« Une pause par jour » – 29 décembre 2016

cxjppjhvqaa2fsr« Celui qui aime son frère demeure dans la lumière » (1 Jn 2, 3-11) – Jeudi de l’octave de Noël – Lecture de la première lettre de saint Jean 2, 3-11

Bien-aimés, voici comment nous savons que nous connaissons Jésus Christ : si nous gardons ses commandements. Celui qui dit : « Je le connais », et qui ne garde pas ses  commandements, est un menteur : la vérité n’est pas en lui. Mais en celui qui garde sa parole, l’amour de Dieu atteint vraiment la perfection : voilà comment nous savons que nous sommes en lui. Celui qui déclare demeurer en lui doit, lui aussi, marcher comme Jésus lui-même a marché.

Bien-aimés, ce n’est pas un commandement nouveau que je vous écris, mais un commandement ancien que vous aviez depuis le commencement. La parole que vous avez entendue, c’est le commandement ancien. Et pourtant, c’est un commandement nouveau que je vous écris ; ce qui est vrai en cette parole l’est aussi en vous ; en effet, les ténèbres passent et déjà brille la vraie lumière. Celui qui déclare être dans la lumière et qui a de la haine contre son frère est dans les ténèbres jusqu’à maintenant. Celui qui aime son frère demeure dans la lumière, et il n’y a en lui aucune occasion de chute. Mais celui qui a de la haine contre son frère est dans les ténèbres : il marche dans les ténèbres sans savoir où il va, parce que les ténèbres ont aveuglé ses yeux.

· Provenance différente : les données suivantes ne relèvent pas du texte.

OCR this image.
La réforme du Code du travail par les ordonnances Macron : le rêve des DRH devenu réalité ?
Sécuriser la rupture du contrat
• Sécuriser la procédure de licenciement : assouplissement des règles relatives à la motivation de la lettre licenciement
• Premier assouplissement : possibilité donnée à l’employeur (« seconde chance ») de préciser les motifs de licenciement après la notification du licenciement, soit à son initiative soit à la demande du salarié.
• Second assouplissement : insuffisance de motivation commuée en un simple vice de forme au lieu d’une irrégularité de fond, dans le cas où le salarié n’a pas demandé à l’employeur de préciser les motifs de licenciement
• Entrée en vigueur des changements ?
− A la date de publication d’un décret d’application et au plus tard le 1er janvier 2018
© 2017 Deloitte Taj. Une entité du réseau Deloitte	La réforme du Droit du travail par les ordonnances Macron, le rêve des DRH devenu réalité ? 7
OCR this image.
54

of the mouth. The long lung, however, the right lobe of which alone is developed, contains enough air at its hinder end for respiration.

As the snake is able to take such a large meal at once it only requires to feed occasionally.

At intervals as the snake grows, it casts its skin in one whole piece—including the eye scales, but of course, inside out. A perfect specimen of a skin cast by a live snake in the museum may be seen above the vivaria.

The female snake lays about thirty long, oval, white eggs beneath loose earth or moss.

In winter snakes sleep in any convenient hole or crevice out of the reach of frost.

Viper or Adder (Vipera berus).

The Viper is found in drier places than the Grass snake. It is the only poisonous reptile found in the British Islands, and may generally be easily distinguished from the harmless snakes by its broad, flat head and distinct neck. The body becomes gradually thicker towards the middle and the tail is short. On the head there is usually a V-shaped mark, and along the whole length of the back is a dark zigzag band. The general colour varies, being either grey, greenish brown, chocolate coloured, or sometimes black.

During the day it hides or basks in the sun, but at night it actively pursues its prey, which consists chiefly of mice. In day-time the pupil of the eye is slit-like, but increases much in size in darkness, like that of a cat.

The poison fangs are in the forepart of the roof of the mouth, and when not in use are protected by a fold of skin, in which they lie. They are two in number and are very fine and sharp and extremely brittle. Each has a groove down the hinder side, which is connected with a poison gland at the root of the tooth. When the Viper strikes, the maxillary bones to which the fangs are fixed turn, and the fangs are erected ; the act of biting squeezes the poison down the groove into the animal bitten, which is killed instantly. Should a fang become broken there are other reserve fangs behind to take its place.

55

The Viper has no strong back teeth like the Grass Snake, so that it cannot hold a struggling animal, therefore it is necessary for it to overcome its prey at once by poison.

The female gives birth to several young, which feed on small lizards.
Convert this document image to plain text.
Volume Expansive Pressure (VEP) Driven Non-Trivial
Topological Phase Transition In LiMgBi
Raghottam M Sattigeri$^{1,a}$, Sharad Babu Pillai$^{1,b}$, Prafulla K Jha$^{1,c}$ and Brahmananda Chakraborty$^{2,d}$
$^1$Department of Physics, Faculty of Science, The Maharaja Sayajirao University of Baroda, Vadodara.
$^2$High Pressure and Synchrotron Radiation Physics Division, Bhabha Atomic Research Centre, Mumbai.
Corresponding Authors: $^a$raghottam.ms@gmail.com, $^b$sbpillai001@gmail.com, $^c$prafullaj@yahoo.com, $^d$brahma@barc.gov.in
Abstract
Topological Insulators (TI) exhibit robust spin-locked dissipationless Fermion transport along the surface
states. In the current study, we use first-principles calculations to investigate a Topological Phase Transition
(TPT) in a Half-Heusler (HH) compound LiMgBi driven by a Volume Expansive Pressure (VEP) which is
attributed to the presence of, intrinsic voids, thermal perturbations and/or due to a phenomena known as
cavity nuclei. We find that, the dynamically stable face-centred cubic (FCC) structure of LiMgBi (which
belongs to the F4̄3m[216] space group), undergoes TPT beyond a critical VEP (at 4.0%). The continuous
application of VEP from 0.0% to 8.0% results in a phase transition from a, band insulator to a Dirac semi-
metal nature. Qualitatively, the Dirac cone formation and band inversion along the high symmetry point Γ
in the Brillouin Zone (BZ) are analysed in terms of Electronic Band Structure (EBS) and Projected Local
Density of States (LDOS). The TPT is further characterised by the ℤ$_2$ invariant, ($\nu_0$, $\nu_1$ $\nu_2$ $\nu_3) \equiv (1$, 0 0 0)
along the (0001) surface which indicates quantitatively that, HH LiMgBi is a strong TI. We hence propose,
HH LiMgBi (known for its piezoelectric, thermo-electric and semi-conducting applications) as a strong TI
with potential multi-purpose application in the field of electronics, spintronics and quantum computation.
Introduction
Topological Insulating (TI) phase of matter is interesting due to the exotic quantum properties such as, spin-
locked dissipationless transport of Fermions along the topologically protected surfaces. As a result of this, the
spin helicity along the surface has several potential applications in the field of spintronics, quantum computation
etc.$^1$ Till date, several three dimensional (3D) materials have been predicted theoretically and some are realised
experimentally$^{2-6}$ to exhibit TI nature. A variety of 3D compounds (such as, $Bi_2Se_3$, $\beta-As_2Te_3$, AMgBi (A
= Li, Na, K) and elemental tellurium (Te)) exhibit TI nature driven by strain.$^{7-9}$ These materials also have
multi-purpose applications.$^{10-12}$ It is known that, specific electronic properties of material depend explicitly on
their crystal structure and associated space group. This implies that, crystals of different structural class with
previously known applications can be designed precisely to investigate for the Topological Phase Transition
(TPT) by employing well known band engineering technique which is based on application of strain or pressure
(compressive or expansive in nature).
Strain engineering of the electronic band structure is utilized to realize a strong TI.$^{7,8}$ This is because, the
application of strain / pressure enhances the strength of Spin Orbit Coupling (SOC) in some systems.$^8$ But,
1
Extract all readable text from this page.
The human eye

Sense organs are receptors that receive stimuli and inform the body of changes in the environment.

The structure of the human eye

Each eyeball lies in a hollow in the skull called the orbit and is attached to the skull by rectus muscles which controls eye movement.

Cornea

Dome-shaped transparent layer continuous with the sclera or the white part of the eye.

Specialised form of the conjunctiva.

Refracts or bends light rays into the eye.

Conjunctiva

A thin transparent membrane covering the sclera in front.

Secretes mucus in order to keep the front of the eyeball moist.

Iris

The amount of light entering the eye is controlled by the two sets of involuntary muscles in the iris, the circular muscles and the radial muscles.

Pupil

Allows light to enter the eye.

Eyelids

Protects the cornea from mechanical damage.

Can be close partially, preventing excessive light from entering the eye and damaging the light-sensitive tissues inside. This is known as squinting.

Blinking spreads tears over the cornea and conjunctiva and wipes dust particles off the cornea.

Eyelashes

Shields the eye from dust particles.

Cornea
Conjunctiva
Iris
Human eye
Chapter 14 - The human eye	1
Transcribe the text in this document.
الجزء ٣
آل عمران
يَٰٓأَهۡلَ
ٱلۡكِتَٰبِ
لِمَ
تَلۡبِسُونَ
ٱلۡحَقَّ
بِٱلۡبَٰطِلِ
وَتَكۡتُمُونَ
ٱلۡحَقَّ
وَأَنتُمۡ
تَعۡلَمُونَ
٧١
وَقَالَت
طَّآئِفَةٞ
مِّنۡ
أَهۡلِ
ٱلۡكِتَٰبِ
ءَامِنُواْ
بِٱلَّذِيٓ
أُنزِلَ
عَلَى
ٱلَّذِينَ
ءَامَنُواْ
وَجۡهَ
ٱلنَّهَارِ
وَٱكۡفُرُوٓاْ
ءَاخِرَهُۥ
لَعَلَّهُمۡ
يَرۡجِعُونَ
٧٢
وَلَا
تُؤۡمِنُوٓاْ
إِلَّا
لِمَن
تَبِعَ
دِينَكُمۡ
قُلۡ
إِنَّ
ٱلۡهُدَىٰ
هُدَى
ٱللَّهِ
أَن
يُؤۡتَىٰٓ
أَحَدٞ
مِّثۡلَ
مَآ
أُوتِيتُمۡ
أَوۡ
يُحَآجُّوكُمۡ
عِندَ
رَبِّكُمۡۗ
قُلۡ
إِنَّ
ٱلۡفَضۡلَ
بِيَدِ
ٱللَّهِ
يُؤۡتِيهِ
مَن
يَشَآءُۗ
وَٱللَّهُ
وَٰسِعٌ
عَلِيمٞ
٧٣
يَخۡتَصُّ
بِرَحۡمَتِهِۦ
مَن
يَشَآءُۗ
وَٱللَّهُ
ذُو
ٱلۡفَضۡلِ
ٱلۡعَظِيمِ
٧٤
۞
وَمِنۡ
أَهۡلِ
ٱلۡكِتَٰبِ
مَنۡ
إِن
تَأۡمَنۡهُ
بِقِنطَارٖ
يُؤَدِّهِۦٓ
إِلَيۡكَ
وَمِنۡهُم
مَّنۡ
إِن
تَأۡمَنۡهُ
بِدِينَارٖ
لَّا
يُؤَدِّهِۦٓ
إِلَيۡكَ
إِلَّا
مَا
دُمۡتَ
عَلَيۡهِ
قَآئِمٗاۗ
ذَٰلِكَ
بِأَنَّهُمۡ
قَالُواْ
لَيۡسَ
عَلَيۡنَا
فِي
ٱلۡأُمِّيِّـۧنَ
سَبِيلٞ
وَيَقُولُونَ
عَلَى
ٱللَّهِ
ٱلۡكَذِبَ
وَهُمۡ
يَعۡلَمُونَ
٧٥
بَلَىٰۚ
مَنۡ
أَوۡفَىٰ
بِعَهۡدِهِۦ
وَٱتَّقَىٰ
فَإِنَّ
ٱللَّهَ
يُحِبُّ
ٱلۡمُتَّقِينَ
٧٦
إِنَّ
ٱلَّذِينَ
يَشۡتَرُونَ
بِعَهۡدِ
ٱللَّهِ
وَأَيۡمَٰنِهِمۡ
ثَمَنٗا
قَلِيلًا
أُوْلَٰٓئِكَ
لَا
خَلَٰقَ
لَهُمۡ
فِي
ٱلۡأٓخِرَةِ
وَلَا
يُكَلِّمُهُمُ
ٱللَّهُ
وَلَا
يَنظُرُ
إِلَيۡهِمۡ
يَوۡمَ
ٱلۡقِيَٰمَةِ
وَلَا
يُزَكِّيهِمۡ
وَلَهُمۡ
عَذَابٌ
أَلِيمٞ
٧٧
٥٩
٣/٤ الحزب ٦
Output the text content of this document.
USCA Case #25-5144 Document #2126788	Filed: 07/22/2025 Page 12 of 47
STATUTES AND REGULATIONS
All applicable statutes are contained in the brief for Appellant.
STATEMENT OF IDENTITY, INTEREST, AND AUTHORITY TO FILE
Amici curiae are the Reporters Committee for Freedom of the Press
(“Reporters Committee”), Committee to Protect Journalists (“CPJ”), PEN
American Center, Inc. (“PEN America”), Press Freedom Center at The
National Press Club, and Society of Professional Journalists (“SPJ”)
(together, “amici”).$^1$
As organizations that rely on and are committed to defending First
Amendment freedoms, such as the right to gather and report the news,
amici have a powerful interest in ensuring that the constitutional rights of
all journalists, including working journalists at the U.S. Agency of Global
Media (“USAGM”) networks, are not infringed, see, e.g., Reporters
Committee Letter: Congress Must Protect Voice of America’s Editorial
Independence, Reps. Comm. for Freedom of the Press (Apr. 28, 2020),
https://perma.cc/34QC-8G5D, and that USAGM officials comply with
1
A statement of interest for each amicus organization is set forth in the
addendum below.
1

Celui qui prétend vivre dans la lumière, tout en haïssant son frère, se trouve encore dans l’obscurité. Celui qui aime son frère demeure dans la lumière. (1 Jean 2, 9-10)

Lumière et ténèbres sont deux concepts privilégiés de l’apôtre Jean. Ancien disciple de Jean Baptiste, il avait peut-être connu les Esséniens, cette secte juive qui vivait sur les bords de la mer Morte, et dont les membres se proclamaient les «Fils de la lumière ». Quoi qu’il en soit, saint Jean développe une réflexion simple, profonde et facile à comprendre. À la lumière, il associe le bien, la vérité, l’amour. Aux ténèbres, il associe le mal, le mensonge, la haine. Tout ce raisonnement est d’une parfaite rigueur. Ce sont des concepts qui s’emboîtent les uns dans les autres comme des poupées russes.
Au 3ème siècle, les manichéens s’inspireront de ces concepts pour diviser le monde en deux clans: les bons et les mauvais, les purs et les impurs, les blancs et les noirs, les boucs et les brebis. Cette pensée dualiste a toujours alimenté la doctrine des groupes sectaires. Les bons sont les membres de la secte, les méchants, ce sont les autres. Même saint Augustin était tombé dans ce piège. Un piège? Oui, parce que cette dichotomie fait l’économie de la zone grise où se trouve à peu près tout le monde. Personne n’est parfait et personne n’est totalement corrompu. Vatican Il donnera l’heure juste sur cette question lorsque, dans son décret sur l’Eglise, il introduira la notion de «semper purificada». L’Église est sainte, mais en même temps, elle est toujours en train de se purifier.

Je te remercie, Seigneur, de m’avoir donné des frères et des sœurs qui sont pour moi autant de chemins vers toi.